Hi, I'm very new to body care and to shea butter. I wanted to whip my shea butter and followed a tutorial. I melted the shea over double boiler then transferred it to my mixer. After whipping for hours (stopping so as not to overheat, plus mixing by hand), the shea didn't whip. I put it into the fridge for 5 mins after the first 15mins, no whipping. Finally through trial and error (placing into freezer for 9mins) it whipped almost instantly in my stand mixer. I was so happy, it was fluffy and gorgeous.  However, within minutes of packaging, the texture changed to a chalky consistency. It melts on skin contact, but it doesn't look good (want to give as try-outs to my family).

Did I over beat/mix it?
Was the cooling temperature too long? too short?

I would really like to keep the shea uncut (no other butters or oils added), any help is appreciated.  Thanks!


----------



## ltcartwright (Jul 21, 2010)

Thanks to Mr. Soap, my shea butter has whipped with no chalkiness.  It was the heat.  I'll keep working on this mixture to get it perfected for my business.  Thanks again Mr. Soap!


----------



## carebear (Jul 21, 2010)

I don't preserve anhydrous products unless they are likely to get water in them (e.g., scrubs).

For a dense whipped butter I use 70% shea and 30% olive oil - very rich.  For a lighter one I add a touch of kokum and use a blend of oils including (among others) jojoba and fractionated coconut oil.

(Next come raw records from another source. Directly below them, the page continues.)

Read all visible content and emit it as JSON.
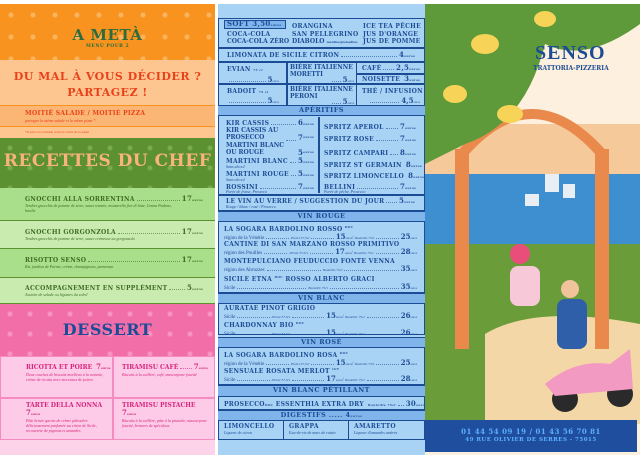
{
  "currency": "euros",
  "left": {
    "meta": {
      "title": "A METÀ",
      "subtitle": "MENU POUR 2"
    },
    "share": {
      "headline1": "DU MAL À VOUS DÉCIDER ?",
      "headline2": "PARTAGEZ !",
      "item": "MOITIÉ SALADE / MOITIÉ PIZZA",
      "desc": "partagez la même salade et la même pizza *",
      "note": "*le prix est variable selon le choix de la pizza"
    },
    "chef": {
      "title": "RECETTES DU CHEF",
      "items": [
        {
          "name": "GNOCCHI ALLA SORRENTINA",
          "price": "17",
          "desc": "Tendres gnocchis de pomme de terre, sauce tomate, mozzarella fior di latte, Grana Padano, basilic"
        },
        {
          "name": "GNOCCHI GORGONZOLA",
          "price": "17",
          "desc": "Tendres gnocchis de pomme de terre, sauce crémeuse au gorgonzola"
        },
        {
          "name": "RISOTTO SENSO",
          "price": "17",
          "desc": "Riz, jambon de Parme, crème, champignons, parmesan"
        },
        {
          "name": "ACCOMPAGNEMENT EN SUPPLÉMENT",
          "price": "5",
          "desc": "Assiette de salade ou légumes du soleil"
        }
      ]
    },
    "dessert": {
      "title": "DESSERT",
      "items": [
        {
          "name": "RICOTTA ET POIRE",
          "price": "7",
          "desc": "Deux couches de biscuits moelleux à la noisette, crème de ricotta avec morceaux de poires"
        },
        {
          "name": "TIRAMISU CAFÉ",
          "price": "7",
          "desc": "Biscuits à la cuillère, café, mascarpone fouetté"
        },
        {
          "name": "TARTE DELLA NONNA",
          "price": "7",
          "desc": "Pâte brisée garnie de crème pâtissière délicieusement parfumée au citron de Sicile, recouverte de pignons et amandes"
        },
        {
          "name": "TIRAMISU PISTACHE",
          "price": "7",
          "desc": "Biscuits à la cuillère, pâte à la pistache, mascarpone fouetté, brisures de spéculoos"
        }
      ]
    }
  },
  "drinks": {
    "soft": {
      "label": "SOFT",
      "price": "3,50",
      "items": [
        "COCA-COLA",
        "COCA-COLA ZÉRO",
        "ORANGINA",
        "SAN PELLEGRINO",
        "DIABOLO",
        "menthe/grenadine",
        "ICE TEA PÊCHE",
        "JUS D'ORANGE",
        "JUS DE POMME"
      ]
    },
    "limonata": {
      "name": "LIMONATA DE SICILE CITRON",
      "price": "4"
    },
    "evian": {
      "name": "EVIAN",
      "size": "75 cl",
      "price": "5"
    },
    "badoit": {
      "name": "BADOIT",
      "size": "75 cl",
      "price": "5"
    },
    "moretti": {
      "name": "BIÈRE ITALIENNE MORETTI",
      "price": "5"
    },
    "peroni": {
      "name": "BIÈRE ITALIENNE PERONI",
      "price": "5"
    },
    "cafe": {
      "name": "CAFÉ",
      "price": "2,5"
    },
    "noisette": {
      "name": "NOISETTE",
      "price": "3"
    },
    "the": {
      "name": "THÉ / INFUSION",
      "price": "4,5"
    },
    "aperitifs": {
      "title": "APÉRITIFS",
      "left": [
        {
          "name": "KIR CASSIS",
          "price": "6"
        },
        {
          "name": "KIR CASSIS AU PROSECCO",
          "price": "7"
        },
        {
          "name": "MARTINI BLANC OU ROUGE",
          "price": "5"
        },
        {
          "name": "MARTINI BLANC",
          "price": "5",
          "desc": "Sans alcool"
        },
        {
          "name": "MARTINI ROUGE",
          "price": "5",
          "desc": "Sans alcool"
        },
        {
          "name": "ROSSINI",
          "price": "7",
          "desc": "Purée de fraise, Prosecco"
        }
      ],
      "right": [
        {
          "name": "SPRITZ APEROL",
          "price": "7"
        },
        {
          "name": "SPRITZ ROSE",
          "price": "7"
        },
        {
          "name": "SPRITZ CAMPARI",
          "price": "8"
        },
        {
          "name": "SPRITZ ST GERMAIN",
          "price": "8"
        },
        {
          "name": "SPRITZ LIMONCELLO",
          "price": "8"
        },
        {
          "name": "BELLINI",
          "price": "7",
          "desc": "Purée de pêche, Prosecco"
        }
      ]
    },
    "verre": {
      "name": "LE VIN AU VERRE / SUGGESTION DU JOUR",
      "price": "5",
      "desc": "Rouge / blanc / rosé / Prosecco"
    },
    "pichet": "Pichet 37,5cl",
    "bouteille": "Bouteille 75cl",
    "rouge": {
      "title": "VIN ROUGE",
      "items": [
        {
          "name": "LA SOGARA BARDOLINO ROSSO",
          "tag": "DOC",
          "region": "région de la Vénétie",
          "pichet": "15",
          "bouteille": "25"
        },
        {
          "name": "CANTINE DI SAN MARZANO ROSSO PRIMITIVO",
          "tag": "",
          "region": "région des Pouilles",
          "pichet": "17",
          "bouteille": "28"
        },
        {
          "name": "MONTEPULCIANO FEUDUCCIO FONTE VENNA",
          "tag": "",
          "region": "région des Abruzzes",
          "pichet": "",
          "bouteille": "35"
        },
        {
          "name": "SICILE ETNA",
          "tag": "DOC",
          "name2": "ROSSO ALBERTO GRACI",
          "region": "Sicile",
          "pichet": "",
          "bouteille": "35"
        }
      ]
    },
    "blanc": {
      "title": "VIN BLANC",
      "items": [
        {
          "name": "AURATAE PINOT GRIGIO",
          "tag": "",
          "region": "Sicile",
          "pichet": "15",
          "bouteille": "26"
        },
        {
          "name": "CHARDONNAY BIO",
          "tag": "DOC",
          "region": "Sicile",
          "pichet": "15",
          "bouteille": "26"
        }
      ]
    },
    "rose": {
      "title": "VIN ROSÉ",
      "items": [
        {
          "name": "LA SOGARA BARDOLINO ROSA",
          "tag": "DOC",
          "region": "région de la Vénétie",
          "pichet": "15",
          "bouteille": "25"
        },
        {
          "name": "SENSUALE ROSATA MERLOT",
          "tag": "IGT",
          "region": "Sicile",
          "pichet": "17",
          "bouteille": "28"
        }
      ]
    },
    "petillant": {
      "title": "VIN BLANC PÉTILLANT",
      "name": "PROSECCO",
      "tag": "DOC",
      "name2": "ESSENTHIA EXTRA DRY",
      "bouteille": "30"
    },
    "digestifs": {
      "title": "DIGESTIFS",
      "price": "4",
      "items": [
        {
          "name": "LIMONCELLO",
          "desc": "Liqueur de citron"
        },
        {
          "name": "GRAPPA",
          "desc": "Eau-de-vie de marc de raisin"
        },
        {
          "name": "AMARETTO",
          "desc": "Liqueur d'amandes amères"
        }
      ]
    }
  },
  "brand": {
    "name": "SENSO",
    "tagline": "TRATTORIA-PIZZERIA",
    "phone": "01 44 54 09 19 / 01 43 56 70 81",
    "address": "49 RUE OLIVIER DE SERRES - 75015"
  },
  "colors": {
    "orange": "#f7931e",
    "green": "#5c9131",
    "pink": "#f26ea8",
    "blue": "#1d4c96",
    "lightblue": "#a9d3f5"
  }
}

I don't use unrefined shea butter any more - although I love the smell & feel, I have no confidence in the quality control/sanitation of it.  If you DO use unrefined shea for direct application on skin (as opposed to soaping it), please get it from a top notch supplier.


----------



## Lindy (Jul 28, 2010)

You can also not melt the Shea, but melt the Cocoa Butter and Mango then add to the shea and whip from there.  If you add any liquid like Aloe Vera Extract then you will need a preaservative because you are now creating an environment for nasties.  Also keep in mind how the product is going to be used.  If people are introducing water to it, then you again may have a problem with things growing so it's better to be safe than sorry, especially if you are going to be selling the product.  You can up your soft oils a bit and add some corn starch to cut the "Greasy" feeling and still add some fluff into the recipe....


----------